Businesses from GE to IBM are increasingly embracing “design thinking” as a core business practice. Few are better placed to discuss this trend than Harry West, who, as an MIT professor in the 1980s, convened one of the first conferences on the intersection between business and design. Today, Harry is the CEO of frog, a global design and strategy firm that created Apple’s award-winning early design language. Harry — who has no permanent office, desk or chair at frog — spoke about how design fosters innovation, common misconceptions and why executives should see themselves as marriage counselors.
Why is design important for today’s businesses?
A decade ago if we had a frustrating experience with a company we might simply have muttered under our breath and forgotten about it, but a key inflection point was the launch of the iPhone in 2007. Consumers around the world saw what good interaction could be, which led them to expect, and then demand, that level of design in everything. Now, whether signing up for healthcare, waiting in line at the bank or paying taxes, if a company cannot deliver this experience consumers will look elsewhere. Companies have realized it’s their customers — not technology or the finance department — who are the ultimate authority that will determine their success or failure. So design is not just “important” to businesses; in a very real sense, today’s businesses “are” their design.
How does design spur innovation?
Design is often misunderstood as being solely concerned with aesthetics — making things look newer and prettier. Rather, good design uses ethnographic research to uncover the unmet needs of consumers, which provides rich opportunities for innovation.
To give you an example, in the 1990s innovation in floor cleaning products was for decades confined to technical improvements in the detergent used while mopping. On behalf of P&G, we took a step back and observed how people actually cleaned their floors. Examining the entire process without preconceptions revealed something interesting — half the steps to clean a floor in fact involved cleaning the mop itself. This insight sparked ideas to change the total cleaning experience and led to the creation of the Swiffer — today a billion dollar business. This approach for product innovation has since expanded to services in the 2000s and now we also use it to innovate around entire enterprises and new business ventures.
What is the future of design?
I see two important trends:
– In contrast to the Swiffer case when P&G could control almost all of the cleaning experience, companies today face “system problems” that are no longer confined to a single product or service. For instance, an insurance company cannot simply solve for the experience of signing up for insurance, but needs to look at insurance systemically — how do they first learn about insurance? How do they then sign up for it? How do they make a claim? These problems are more complex, as they might have both digital and human touch points and extend beyond the boundaries of a company.
– In the past we created “consumer personas” that amalgamated the needs of individual consumers into broad categories. By integrating the ever-expanding amount of data available, we will soon be able to design at a much more granular and individualized level.
To respond to these trends, organizations are becoming more human-centric by building their own internal design capabilities and they are developing frameworks like design language systems, and innovation toolkits to help their company deliver better customer experiences. They are also forming networks of partnerships to bring together the capabilities they need to create and deliver the service experiences that customers are now demanding.
What are the pitfalls around design?
The confusion around how design and ethnographic research actually works.

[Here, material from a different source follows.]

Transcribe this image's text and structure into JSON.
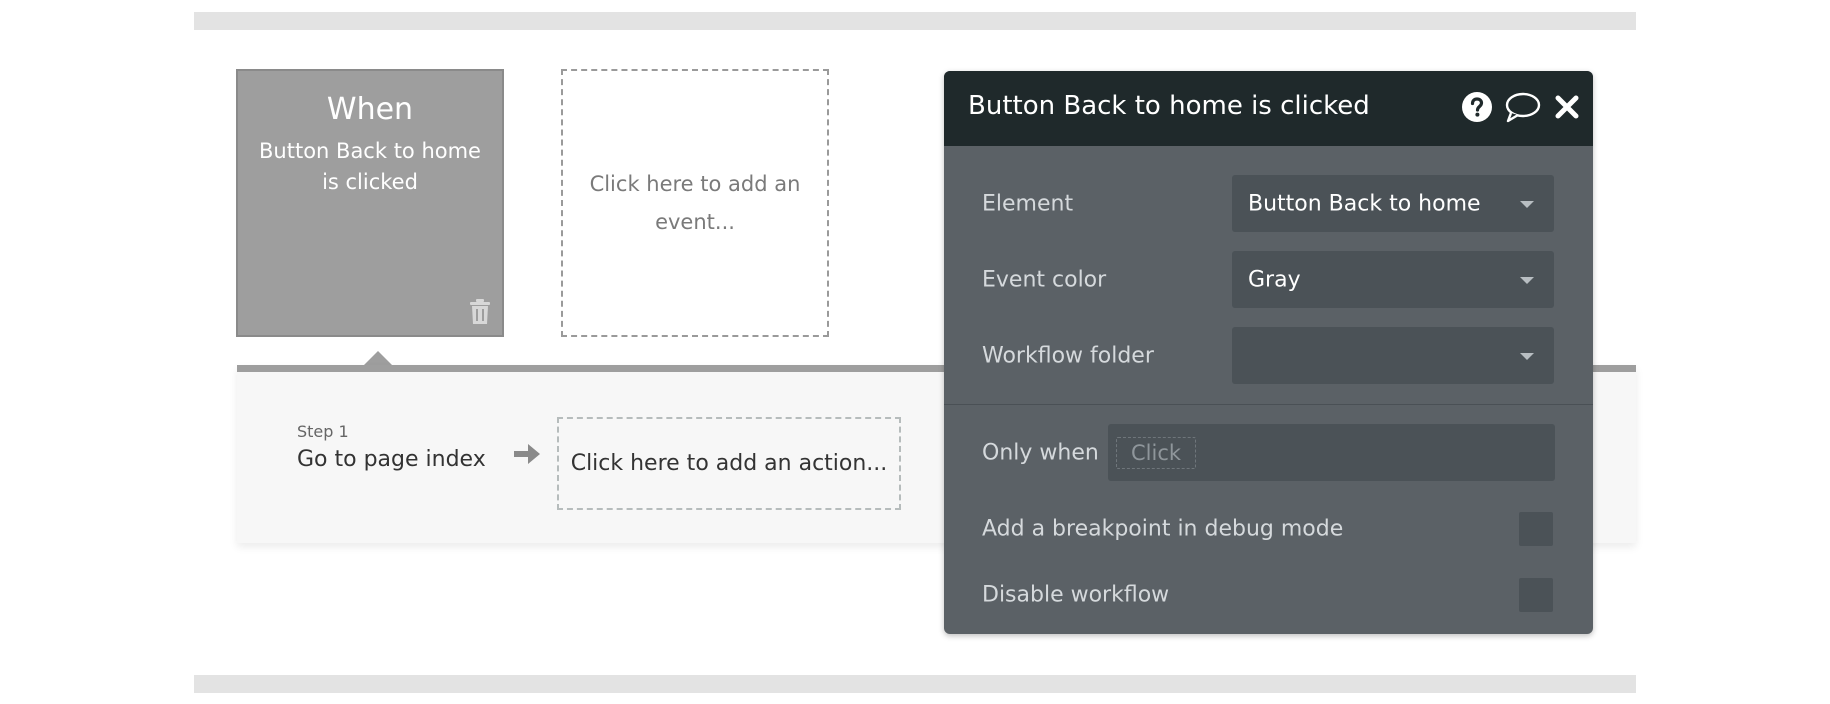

Naysayers love to cite Henry Ford’s supposed line “If I had asked people what they wanted, they would have said faster horses”. But to return to the Swiffer example, we didn’t go into people’s homes to ask what they want, but to infer what they will want. Ethnographic research is a creative activity to uncover what consumers want now and in the future. Without understanding this fundamental point all the “design thinking” in the world will not help.
What should people read to understand design thinking?
The Design of Business by University of Toronto professor Roger Martin, who unpacks exactly why and how design adds unique value to organizations. Also the novel The Mezzanine by Nicholson Baker is a wonderful example of how to look at everyday things with fresh insight; a key mindset for a designer.
What advice would you give executives about design and innovation?
Senior leaders need to discard the image of themselves as the emperor at the Colosseum whose role is to be the final judge and give the thumbs up or down. Instead, when presented with new initiatives, they should have the image of a marriage counselor who asks “How do we make this work?” I have been in many pivotal meetings when the former mindset halted innovation, while the latter allowed for experimentation and iteration that resulted in major business success.